Each semester, professors in Carnegie Mellon University’s Dietrich College of Humanities and Social Sciences offer courses that challenge and benefit students.

This sample of courses from the fall semester highlights ways students learned about data and rhetoric in storytelling and politics, as well as how technology is changing warfare.

Data Stories

In the age of big data, it’s important to understand how data is collected, transformed and used. Taught by Associate Professor of English Christopher Warren, “Data Stories” is about all of this and more.

“It occurred to me that so often we don’t know where data comes from, and I guess I bring a kind of humanist interest in the long story,” Warren said. “In so many cases the data that is getting used in contemporary social media analytics, in marketing, financial transactions and academic contexts, has really interesting origins. It seemed to me that many of us, myself included, could learn a lot by paying attention to those origins.”
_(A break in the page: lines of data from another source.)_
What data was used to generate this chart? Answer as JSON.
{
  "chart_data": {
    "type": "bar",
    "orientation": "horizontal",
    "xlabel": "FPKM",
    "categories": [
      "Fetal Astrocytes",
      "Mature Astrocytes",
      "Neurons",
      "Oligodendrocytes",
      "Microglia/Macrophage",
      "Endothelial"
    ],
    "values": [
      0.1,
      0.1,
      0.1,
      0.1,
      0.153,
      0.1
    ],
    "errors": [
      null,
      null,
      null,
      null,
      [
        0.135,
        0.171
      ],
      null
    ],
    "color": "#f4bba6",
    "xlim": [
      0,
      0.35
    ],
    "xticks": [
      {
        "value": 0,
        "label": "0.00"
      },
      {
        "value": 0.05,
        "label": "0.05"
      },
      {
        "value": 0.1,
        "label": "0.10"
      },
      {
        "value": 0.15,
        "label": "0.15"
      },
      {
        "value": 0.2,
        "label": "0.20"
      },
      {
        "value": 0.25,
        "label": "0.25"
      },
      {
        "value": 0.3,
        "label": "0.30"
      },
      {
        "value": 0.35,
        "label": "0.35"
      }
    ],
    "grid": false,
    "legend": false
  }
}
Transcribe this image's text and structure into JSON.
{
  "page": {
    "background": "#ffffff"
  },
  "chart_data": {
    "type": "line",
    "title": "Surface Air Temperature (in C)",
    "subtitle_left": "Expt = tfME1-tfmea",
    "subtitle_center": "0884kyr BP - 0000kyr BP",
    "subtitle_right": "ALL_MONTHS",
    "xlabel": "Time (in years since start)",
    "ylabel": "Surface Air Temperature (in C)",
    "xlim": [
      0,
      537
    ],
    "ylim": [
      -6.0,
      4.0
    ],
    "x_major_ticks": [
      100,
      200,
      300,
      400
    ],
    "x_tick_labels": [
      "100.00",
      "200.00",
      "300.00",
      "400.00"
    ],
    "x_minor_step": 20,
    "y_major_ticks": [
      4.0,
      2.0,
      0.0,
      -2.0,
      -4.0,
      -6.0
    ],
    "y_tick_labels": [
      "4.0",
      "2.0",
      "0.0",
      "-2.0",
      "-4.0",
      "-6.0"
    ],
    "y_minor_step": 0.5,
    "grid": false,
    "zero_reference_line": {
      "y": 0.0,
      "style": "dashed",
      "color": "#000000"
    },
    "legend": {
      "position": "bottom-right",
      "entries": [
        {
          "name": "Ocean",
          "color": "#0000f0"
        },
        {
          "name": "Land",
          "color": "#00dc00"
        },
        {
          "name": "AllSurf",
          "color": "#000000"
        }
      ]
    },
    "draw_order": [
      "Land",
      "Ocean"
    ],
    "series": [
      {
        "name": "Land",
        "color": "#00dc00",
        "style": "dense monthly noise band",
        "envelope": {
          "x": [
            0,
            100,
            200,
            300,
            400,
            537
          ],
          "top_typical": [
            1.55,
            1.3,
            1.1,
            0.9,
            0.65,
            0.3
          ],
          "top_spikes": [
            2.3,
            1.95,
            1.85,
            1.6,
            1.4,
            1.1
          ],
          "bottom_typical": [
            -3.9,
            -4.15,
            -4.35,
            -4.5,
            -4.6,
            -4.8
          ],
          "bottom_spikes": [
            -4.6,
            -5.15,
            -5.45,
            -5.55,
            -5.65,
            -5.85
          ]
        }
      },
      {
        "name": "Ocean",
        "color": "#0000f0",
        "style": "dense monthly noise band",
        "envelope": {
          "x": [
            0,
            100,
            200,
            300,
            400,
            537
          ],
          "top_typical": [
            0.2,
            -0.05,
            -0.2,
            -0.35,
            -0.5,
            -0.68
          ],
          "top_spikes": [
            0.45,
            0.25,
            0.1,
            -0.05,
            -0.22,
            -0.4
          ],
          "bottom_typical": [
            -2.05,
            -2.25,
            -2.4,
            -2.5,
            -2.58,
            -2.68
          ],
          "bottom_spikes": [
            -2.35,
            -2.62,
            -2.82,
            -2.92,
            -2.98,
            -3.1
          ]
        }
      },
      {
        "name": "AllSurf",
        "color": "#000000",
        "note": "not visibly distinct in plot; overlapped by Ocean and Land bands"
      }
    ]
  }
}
internet bingoStudents explored cases such as the London cholera epidemic, Google Books, Netflix, the Oxford English Dictionary, the Strava map and the Queen Nefertiti scan alongside several pieces of art and fiction that capture aspects of data stories typically obscured elsewhere. They had opportunities to discuss data in fiction with novelist Robin Sloan and data about fiction with data journalist Ben Blatt. Warren also taught from artist Ingrid Burrington’s “Networks of New York” and took students out of the classroom and into the city to identify different examples of internet infrastructure, such as coaxial cables, Wifi and microwave antennas and data centers.

‘Data Stories’ is one of the core course options for the Department of English’s minor in humanities analytics (HumAn). It combines collecting, analyzing and interpreting data with humanistic scholarship — paying attention to the stories behind the things that make our world.

After taking the class, senior Olivia Lynn feels more equipped for her future.

“‘Data Stories’ has made me feel more prepared for a job than any machine learning workshop or class I have taken or anticipate taking,” said Lynn, who’s studying machine learning and art with a minor in computer science in the BXA Program. “The small and often passionate discussions have given me so much more than I expected: various examples of real-world data science projects, peeks into different areas of the industry (and unexpected, related industries), important reminders to consider the impacts of the bias inherent in any data, and comprehensive insight on the implications of data in society.”

Students also learned about the ways that certain kinds of data sets and data collections systematically privilege some groups of people and harm others. This is what Cassie Scanlon was most intrigued by.

“The thing I've found most interesting about this course is the political implications of data,” said Scanlon, a junior in the Department of English and Institute for Politics and Strategy. “Minority communities are often left out in data collection, which has manifested in different ways such as discriminatory housing advertisements on social media websites and AI that reflect our biases. In the age of ‘big data,’ this course has also raised a lot of questions in regards to privacy, and how both citizens and Congress need to hold corporations responsible for the data they collect and how it is transmitted.”